# Initial DCC Programming/Setup for 3 Engines



## xrunner (Jul 29, 2011)

Later next month I'll probably order my DCC system components. I will have 3 engines ready to go. I know that the addresses of them will have to be set to unique numbers, but what else will I _have_ to program?

What else will I _want_ to program? What CV settings are the ones I would want to play with first - acceleration, deceleration, etc.? For example, does the engine I want to use for a switcher need different settings from the other engines for a realistic setup?

Thanks for any advice.


----------



## Massey (Apr 16, 2011)

The only thing you will really need to set is the addresses. Beyond that is up to you. If you plan on using 2 dissimilar engines in a MU then you will need to mess with the speed tables to match their speed. Also start voltage is a good thing to adjust. This will allow your engine to start moving as soon as you open the throttle to 01. And the last thing to really worry about is normal direction. Some engines run short hood forward some run long hood forward. By default most decoders run the short hood forward but not all.

Massey

P.S. look up the CVs and values online or in the manual before messing with them.


----------



## xrunner (Jul 29, 2011)

Massey said:


> Also start voltage is a good thing to adjust. This will allow your engine to start moving as soon as you open the throttle to 01.


Hmmm, why would you _not_ want the engine to start moving as soon as you open the throttle to 01?
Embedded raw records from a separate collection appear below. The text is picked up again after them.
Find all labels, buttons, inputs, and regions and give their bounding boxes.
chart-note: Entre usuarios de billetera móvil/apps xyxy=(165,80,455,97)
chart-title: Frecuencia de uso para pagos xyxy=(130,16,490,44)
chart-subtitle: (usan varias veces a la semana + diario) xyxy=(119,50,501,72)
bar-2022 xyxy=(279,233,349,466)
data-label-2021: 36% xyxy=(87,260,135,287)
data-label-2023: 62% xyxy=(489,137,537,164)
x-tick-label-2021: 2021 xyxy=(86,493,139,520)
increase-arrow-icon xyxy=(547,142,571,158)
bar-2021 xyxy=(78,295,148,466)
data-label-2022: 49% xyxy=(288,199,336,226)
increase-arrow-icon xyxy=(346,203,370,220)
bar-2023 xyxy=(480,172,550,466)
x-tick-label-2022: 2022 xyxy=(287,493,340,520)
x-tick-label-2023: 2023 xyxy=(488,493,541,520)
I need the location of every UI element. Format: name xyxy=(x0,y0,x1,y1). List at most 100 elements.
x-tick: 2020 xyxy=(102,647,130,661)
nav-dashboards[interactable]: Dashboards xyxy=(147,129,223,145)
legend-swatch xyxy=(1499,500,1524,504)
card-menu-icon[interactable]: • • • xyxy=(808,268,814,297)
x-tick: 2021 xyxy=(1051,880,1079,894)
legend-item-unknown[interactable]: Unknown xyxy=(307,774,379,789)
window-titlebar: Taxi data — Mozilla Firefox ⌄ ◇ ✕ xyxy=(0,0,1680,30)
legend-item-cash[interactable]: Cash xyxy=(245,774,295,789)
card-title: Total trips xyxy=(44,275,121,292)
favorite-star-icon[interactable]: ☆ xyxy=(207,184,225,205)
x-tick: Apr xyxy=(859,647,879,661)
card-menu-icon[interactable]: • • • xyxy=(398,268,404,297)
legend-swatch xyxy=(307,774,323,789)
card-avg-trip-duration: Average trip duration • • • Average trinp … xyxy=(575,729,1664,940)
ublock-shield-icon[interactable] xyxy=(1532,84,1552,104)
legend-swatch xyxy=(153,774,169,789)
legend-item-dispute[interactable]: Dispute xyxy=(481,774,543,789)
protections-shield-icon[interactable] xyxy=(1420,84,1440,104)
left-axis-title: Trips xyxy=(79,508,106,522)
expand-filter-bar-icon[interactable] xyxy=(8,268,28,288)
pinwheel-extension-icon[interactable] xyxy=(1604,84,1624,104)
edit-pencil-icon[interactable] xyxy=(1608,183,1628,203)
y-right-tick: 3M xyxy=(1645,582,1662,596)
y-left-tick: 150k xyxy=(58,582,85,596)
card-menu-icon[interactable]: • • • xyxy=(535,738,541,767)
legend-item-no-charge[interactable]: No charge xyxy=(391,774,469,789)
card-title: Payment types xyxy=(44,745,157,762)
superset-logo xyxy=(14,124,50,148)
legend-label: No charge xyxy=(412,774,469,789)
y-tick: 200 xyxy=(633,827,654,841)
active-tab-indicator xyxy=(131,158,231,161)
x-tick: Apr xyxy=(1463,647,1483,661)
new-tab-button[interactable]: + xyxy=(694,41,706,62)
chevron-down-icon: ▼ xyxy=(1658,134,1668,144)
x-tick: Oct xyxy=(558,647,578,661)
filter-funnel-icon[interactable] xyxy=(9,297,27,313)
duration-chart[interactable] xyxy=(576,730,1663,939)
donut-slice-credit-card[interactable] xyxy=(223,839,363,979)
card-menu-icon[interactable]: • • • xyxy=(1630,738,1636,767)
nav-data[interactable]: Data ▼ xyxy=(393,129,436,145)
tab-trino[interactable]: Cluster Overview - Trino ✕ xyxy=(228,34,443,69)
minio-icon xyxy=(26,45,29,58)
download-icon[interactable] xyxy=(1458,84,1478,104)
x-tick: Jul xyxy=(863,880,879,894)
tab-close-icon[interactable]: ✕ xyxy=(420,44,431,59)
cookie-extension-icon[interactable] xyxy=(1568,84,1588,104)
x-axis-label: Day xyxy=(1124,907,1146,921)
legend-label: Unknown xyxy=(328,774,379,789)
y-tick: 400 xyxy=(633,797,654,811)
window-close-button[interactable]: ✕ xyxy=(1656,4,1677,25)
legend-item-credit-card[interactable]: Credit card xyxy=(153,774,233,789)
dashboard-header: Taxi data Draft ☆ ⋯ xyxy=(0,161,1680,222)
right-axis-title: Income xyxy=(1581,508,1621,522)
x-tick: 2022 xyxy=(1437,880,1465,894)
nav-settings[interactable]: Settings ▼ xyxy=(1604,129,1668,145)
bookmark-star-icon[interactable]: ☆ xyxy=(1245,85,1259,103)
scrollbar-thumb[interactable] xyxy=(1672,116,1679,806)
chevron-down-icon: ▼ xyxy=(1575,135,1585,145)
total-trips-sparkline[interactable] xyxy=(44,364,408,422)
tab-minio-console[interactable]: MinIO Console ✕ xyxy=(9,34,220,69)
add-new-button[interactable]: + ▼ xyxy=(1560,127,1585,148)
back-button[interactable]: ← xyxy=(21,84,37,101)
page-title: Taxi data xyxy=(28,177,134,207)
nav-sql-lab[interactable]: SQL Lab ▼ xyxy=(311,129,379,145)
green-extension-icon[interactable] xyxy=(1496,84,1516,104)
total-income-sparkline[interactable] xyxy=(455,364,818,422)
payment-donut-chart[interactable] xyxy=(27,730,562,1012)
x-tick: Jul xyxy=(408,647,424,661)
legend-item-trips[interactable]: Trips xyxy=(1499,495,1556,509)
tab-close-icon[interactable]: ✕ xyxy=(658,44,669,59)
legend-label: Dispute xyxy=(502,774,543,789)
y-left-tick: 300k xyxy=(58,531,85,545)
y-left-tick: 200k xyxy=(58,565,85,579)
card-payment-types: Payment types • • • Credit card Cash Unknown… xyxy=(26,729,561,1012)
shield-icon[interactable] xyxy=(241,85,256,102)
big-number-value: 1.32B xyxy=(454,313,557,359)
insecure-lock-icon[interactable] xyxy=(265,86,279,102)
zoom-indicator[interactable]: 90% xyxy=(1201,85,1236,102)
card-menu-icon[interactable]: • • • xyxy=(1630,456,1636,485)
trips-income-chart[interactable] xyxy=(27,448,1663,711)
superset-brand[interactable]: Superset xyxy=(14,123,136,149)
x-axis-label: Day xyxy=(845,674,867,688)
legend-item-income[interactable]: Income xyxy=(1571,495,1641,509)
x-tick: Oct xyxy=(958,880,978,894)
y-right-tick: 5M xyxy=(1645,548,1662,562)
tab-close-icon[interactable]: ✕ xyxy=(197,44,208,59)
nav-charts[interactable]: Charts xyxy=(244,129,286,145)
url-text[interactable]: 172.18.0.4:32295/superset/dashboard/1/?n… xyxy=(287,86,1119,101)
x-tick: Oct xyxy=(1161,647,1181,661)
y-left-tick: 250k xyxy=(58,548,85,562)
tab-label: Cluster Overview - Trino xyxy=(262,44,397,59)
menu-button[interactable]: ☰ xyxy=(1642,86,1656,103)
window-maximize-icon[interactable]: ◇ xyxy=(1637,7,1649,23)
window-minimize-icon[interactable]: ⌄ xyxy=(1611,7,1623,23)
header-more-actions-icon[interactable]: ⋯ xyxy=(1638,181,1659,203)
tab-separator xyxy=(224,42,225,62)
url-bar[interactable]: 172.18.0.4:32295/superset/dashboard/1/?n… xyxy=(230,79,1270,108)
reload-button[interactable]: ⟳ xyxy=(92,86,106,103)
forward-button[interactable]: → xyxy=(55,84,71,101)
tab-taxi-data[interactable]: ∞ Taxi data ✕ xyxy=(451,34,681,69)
> P.S. look up the CVs and values online or in the manual before messing with them.


I am.


----------



## Massey (Apr 16, 2011)

you would want that but not all engines will do that with the factory decoder settings. This is why they give you the option to change it. You can also set the top speed as well. Some advanced decoders have a switching mode that can be changed on the fly for switch engines that will limit their speed while in that mode. Then it can be changed and allowed to run full speed if the engine needs to leave the yard. Not all decoders do this but the more advanced ones do.

Dont worry about not knowing all this stuff right away. I have been doing this now for about 10 years and I started DCC from the beginning and I still dont know all that DCC does.


Massey


----------



## Artieiii (Apr 25, 2011)

I ditto what others have said xrunner. Just set the long or short address of the engines and go with that till you get curious down the road and start fiddling with the CV's to tweak their performance.
-Art


----------